ESPE Abstracts (2018) 89 FC6.3

aCenter for Pediatric Research, Hospital for Children and Adolescent, University of Leipzig, Leipzig, Germany; bDivision of Rheumatology, Department of Internal Medicine, University of Leipzig, Leipzig, Germany; cDepartment of General Practice and Family Medicine, Medical Faculty of the University of Leipzig, Leipzig, Germany; dAcademic Teaching Hospital St. Georg, Leipzig, Germany; eLIFE Leipzig Research Centre for Civilization Diseases, University of Leipzig, Leipzig, Germany; fInstitute for Metabolism and Systems Research, University of Birmingham, Birmingham, UK

Background/aim: The PTEN hamartoma tumor syndrome (PHTS) is an overgrowth syndrome caused mainly by germline mutations in the tumor suppressor PTEN. Patients are predisposed for the development of malignant and benign tumors. Children and adolescents with PHTS frequently develop single or multiple lipomas. PTEN antagonizes the phosphatidylinositide3-kinase/AKT/mechanistic target of rapamycin (PI3K/AKT/mTOR) pathway, which promotes proliferation and differentiation in adipocytes. The aim of this study was to investigate the mechanisms leading to lipoma development in patients with PHTS using isolated lipoma cells from a PHTS patient and a PTEN knock-down cell model.

Methods: PTEN haploinsufficient cells from a lipoma of a PHTS patient (LipPD1) were compared to SVF cells from healthy individuals regarding differentiation capacity during long-term culturing and proliferation. Primary cells of the stromal vascular fraction (SVF) from human fat biopsies (over 20 population doublings) were transfected with siRNA against PTEN and compared to scramble siRNA transfected cells. To analyze their differentiation capacity cells were grown in adipocyte differentiation medium for 12 days after transfection.
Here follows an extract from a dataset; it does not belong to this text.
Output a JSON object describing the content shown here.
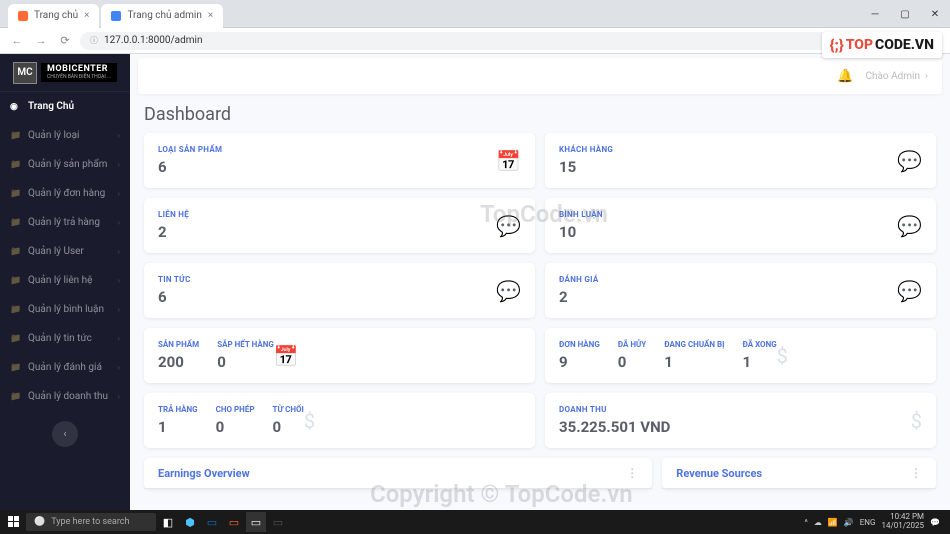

Lipid droplets were stained with Oil Red O. Proliferation was measured after 7 days incubation in growth medium via counting of cell nuclei.

Results: LipPD1 cells retained their differentiation capacity over a prolonged period of 25 population doublings (60% lipid accumulation) compared to control preadipocytes (20% lipid accumulation after 10 population doublings). The proliferation was 1.3±0.1 fold higher in LipPD1 cells compared to low passage SVF cells. To evaluate the effect of reduced PTEN in direct comparison to controls, PTEN was transiently down regulated in SVF cells via siRNA with a knock-down efficiency of 54%±11% that was stable during 12 days of adipocyte differentiation. PTEN knock-down cells showed an elevated AKT phosphorylation compared to control cells. Lipid accumulation was 1.4±0.2 fold higher in PTEN knock-down cells compared to controls after adipocyte differentiation for 12 days. Cell count was increased 2.7±1.0 fold in PTEN knock-down cells after 7 days.

Conclusion: Primary human preadipocytes lose their ability to differentiate into adipocytes after several weeks in culture. Their differentiation capacity could be partly recovered with reduction in PTEN levels. An enhanced proliferation of these cells corresponds with the enhanced activation of AKT. This resembles the phenotype found in lipoma cells of pediatric patients with PTEN defects.